MATTEO PARRINI
Cronaca

"Discarica, difendiamo a spada tratta il territorio"

Il vicesindaco: "Le nostre zone sono dedicate all’enogastronomia di qualità". Inviata ai produttori una richiesta per certificare i terreni

"Discarica, difendiamo a spada tratta il territorio"

"Discarica, difendiamo a spada tratta il territorio"

di Matteo Parrini

Tornano ad addensarsi nuvole grigie attorno all’annoso problema di individuare nuovi spazi per una discarica provinciale per conferire i rifiuti e, a seguito dell’ultima assemblea del Cosmari del 19 giugno, l’amministrazione comunale matelicese è tornata a esprimere la completa indisponibilità sul proprio territorio.
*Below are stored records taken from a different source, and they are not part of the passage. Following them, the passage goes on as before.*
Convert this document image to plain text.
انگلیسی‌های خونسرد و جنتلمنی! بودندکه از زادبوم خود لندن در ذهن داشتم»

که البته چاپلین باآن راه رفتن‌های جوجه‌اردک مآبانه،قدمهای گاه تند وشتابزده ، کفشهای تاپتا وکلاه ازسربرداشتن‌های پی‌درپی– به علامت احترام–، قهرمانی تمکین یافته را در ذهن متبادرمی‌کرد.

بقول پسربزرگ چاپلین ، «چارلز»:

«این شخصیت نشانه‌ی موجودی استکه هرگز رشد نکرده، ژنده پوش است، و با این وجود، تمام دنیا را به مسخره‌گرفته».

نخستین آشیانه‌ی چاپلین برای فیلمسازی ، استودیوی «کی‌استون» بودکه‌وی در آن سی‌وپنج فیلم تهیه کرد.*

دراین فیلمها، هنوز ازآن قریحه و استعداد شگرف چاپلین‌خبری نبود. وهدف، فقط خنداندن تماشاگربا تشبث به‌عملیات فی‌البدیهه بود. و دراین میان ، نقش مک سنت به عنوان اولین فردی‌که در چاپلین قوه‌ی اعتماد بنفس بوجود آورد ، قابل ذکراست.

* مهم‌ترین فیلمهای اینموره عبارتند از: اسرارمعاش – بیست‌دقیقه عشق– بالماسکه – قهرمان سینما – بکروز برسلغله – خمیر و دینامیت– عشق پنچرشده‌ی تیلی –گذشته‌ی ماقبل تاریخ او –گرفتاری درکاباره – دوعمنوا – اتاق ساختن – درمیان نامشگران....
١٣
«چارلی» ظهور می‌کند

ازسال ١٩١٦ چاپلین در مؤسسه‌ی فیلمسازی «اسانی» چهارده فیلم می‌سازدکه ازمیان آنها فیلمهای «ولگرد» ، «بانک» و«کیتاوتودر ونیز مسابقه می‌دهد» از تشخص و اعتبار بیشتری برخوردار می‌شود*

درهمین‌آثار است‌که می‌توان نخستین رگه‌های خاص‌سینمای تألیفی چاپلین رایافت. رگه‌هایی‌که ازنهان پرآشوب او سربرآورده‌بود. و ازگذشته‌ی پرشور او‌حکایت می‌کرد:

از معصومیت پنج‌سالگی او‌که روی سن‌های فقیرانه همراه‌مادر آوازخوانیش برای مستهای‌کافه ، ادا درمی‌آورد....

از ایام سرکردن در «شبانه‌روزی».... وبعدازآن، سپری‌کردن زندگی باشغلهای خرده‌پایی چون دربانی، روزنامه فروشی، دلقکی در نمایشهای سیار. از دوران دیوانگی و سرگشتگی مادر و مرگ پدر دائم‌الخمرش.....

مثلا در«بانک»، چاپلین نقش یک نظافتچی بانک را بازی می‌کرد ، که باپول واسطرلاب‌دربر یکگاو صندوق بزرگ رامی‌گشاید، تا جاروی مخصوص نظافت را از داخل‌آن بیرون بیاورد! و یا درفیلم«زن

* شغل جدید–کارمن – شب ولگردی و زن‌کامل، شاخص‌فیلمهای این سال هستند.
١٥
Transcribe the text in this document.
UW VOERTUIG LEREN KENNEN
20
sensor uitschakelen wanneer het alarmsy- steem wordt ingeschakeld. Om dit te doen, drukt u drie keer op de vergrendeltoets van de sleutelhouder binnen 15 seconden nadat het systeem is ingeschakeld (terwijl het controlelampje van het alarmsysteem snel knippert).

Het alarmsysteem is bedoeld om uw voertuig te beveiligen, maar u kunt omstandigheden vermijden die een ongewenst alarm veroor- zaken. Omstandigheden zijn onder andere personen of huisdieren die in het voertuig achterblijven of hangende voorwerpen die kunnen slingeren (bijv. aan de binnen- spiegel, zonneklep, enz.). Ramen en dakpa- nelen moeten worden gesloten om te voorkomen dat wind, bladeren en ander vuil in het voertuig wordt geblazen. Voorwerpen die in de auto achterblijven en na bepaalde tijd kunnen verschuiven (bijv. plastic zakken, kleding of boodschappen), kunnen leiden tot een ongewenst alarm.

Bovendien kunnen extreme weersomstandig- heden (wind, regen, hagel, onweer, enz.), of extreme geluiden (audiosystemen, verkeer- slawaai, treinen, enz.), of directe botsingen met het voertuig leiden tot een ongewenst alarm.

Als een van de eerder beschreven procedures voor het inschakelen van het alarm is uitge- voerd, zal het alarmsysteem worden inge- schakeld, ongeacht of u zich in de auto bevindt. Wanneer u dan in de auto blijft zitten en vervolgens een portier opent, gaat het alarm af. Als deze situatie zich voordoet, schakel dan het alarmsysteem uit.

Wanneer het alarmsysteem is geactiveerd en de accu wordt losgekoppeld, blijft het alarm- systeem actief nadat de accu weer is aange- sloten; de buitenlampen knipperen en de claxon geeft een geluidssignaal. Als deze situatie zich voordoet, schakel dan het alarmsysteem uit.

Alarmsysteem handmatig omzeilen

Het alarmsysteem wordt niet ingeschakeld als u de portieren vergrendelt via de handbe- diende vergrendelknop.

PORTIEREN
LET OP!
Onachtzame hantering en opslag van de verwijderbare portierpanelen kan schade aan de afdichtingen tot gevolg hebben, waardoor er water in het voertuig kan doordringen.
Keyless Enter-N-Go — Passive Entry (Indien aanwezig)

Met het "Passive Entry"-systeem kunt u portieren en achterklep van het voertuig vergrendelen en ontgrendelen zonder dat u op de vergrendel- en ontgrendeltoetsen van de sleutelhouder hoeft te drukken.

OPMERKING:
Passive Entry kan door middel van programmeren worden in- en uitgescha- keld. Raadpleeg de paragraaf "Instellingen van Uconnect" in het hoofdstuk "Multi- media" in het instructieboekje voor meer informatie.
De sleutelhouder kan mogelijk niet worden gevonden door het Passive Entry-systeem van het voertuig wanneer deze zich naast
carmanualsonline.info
Per ribadire la ferma posizione di contrarietà il vicesindaco Denis Cingolani ha affidato il suo pensiero al settimanale diocesano L’Azione, sostenendo come "da tempo ci stiamo muovendo affinché il nostro ricco territorio, che a breve sarà addirittura candidato anche come patrimonio Unesco grazie all’interessamento del Centro studi Luglio ‘67 con l’ausilio di tutti i comuni facenti parte della Sinclinale Camerte, sia salvaguardato da ogni benché minima possibilità d’individuazione come sito idoneo per la nuova discarica provinciale: in consiglio comunale all’unanimità ci siamo sempre espressi in maniera contraria, difendendo così a spada tratta le nostre terre, che sono completamente dedicate all’enogastronomia di qualità e quindi alle produzioni agricole di pregio che vanno dal vino, al miele, allo zafferano, fino, non ultimo, alle coltivazioni biologiche che negli anni sono aumentate in maniera esponenziale". E se si prospetta un aumento medio annuo tra il 4 ed il 6% delle tariffe sui rifiuti, a causa del collocamento provvisorio nella discarica di Fermo, Cingolani ha affermato che "per allontanare quindi ogni minima possibilità, nei giorni scorsi sono state inviate note rivolte ai produttori di Verdicchio doc e docg, ovvero per i proprietari di vigneti ubicati all’interno dei perimetri delle 6 aree individuate dall’Ata 3 e ritenute potenzialmente idonee alla localizzazione di una discarica provinciale: la certificazione di qualità richiesta è un documento indispensabile a dimostrare il criterio escludente dichiarato nel documento di analisi redatto dal nostro ufficio tecnico comunale, quindi invitiamo tutti gli interessati a rispondere il più rapidamente possibile per evitare di vanificare il lavoro degli ultimi 80 anni nel settore agricolo".